Paul Whelan studied as a baritone at the Wellington Conservatoire and the Royal Northern College of Music, where he won several prestigious prizes and scholarships. Early highlights included his debuts at Covent Garden, the Netherlands Opera and the Metropolitan Opera as Schaunard in Puccini’s La boheme, and as Marcello at the Munich State Opera. His Welsh National Opera debut was in the title role in  The Doctor of Myddfai, a new commission by Sir Peter Maxwell Davies (also recorded). He debuted at the ENO as Shaklovity in Mussorgsky’s Khovanshchina. He has sung Flint in Britten’s Billy Budd for the Geneva Opera and Paris Opera – Bastille; the Count in Mozart’s Le nozze di Figaro with the Teatro Municipal de Santiago di Chile; Figaro in a new production of Le nozze for Scottish Opera. With Australian Opera he has sung the title roles in Don Giovanni and Tchaikovsky’s  Eugene Onegin, as well as Demetrius in Britten’s A Midsummer Night’s Dream in a production directed by Baz Luhrman. He has also sung Demetrius in Tourcoing, Montpellier, Nimes and at the Edinburgh Festival.
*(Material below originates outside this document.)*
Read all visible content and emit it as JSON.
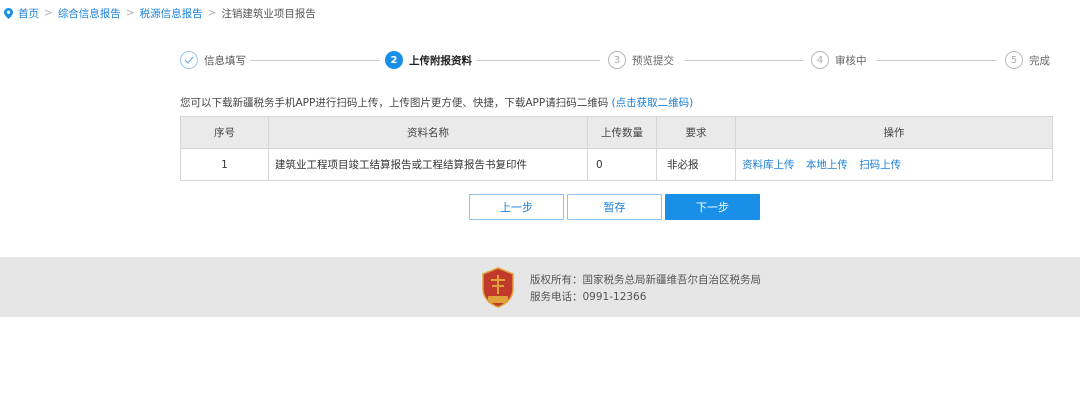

He returned to the Metropolitan Opera as Ned Keene in Britten’s Peter Grimes; to Munich for Marcello; to the Bastille as Marcello in the Puccini Boheme, The Husband in Menotti’s Amélie va au Bal, and Gil in Le Secret de Suzanne; to The Royal Opera for performances of Tchaikovsky’s The Enchantress at the Royal Festival Hall, conducted by Valery Gergiev. He sang the title role of Handel’s Saul with the RIAS Berlin Chamber Choir; Tarquinius in The Rape of Lucretia in Nantes, Apollon at the Netherlands Opera, Guglielmo in Mozart’s Così fan tutte for Dublin and New Israeli Opera, Olivier in Richard Strauss’s Capriccio in Sydney, and the Figaro Count with Scottish Opera,
Other engagements have included concerts under Sir Simon Rattle, Valery Gergiev, Kent Nagano, Richard Hickox, Yehudi Menuhin, Gary Bertini and Vassily Sinaisky. He has performed with many leading UK orchestras, as well as with the RIAS Berlin Chamber Choir and the Budapest Symphony Orchestra. He has given recitals at the Wigmore Hall, The Purcell room, St David’s Hall in Cardiff, the Cheltenham Festival, for the BBC Pebble Mill, Perth Festival and at the Châtelet Theatre in Paris. Recordings include A Midsummer Night’s Dream with the LSO under Sir Colin Davis (Philips), Kurt Weill’s Silbersee under Markus Stenz (BMG) recordings with the BBC Philharmonic for Chandos and the BBC Scottish Symphony for Hyperion. He has also recorded for ABC Classics.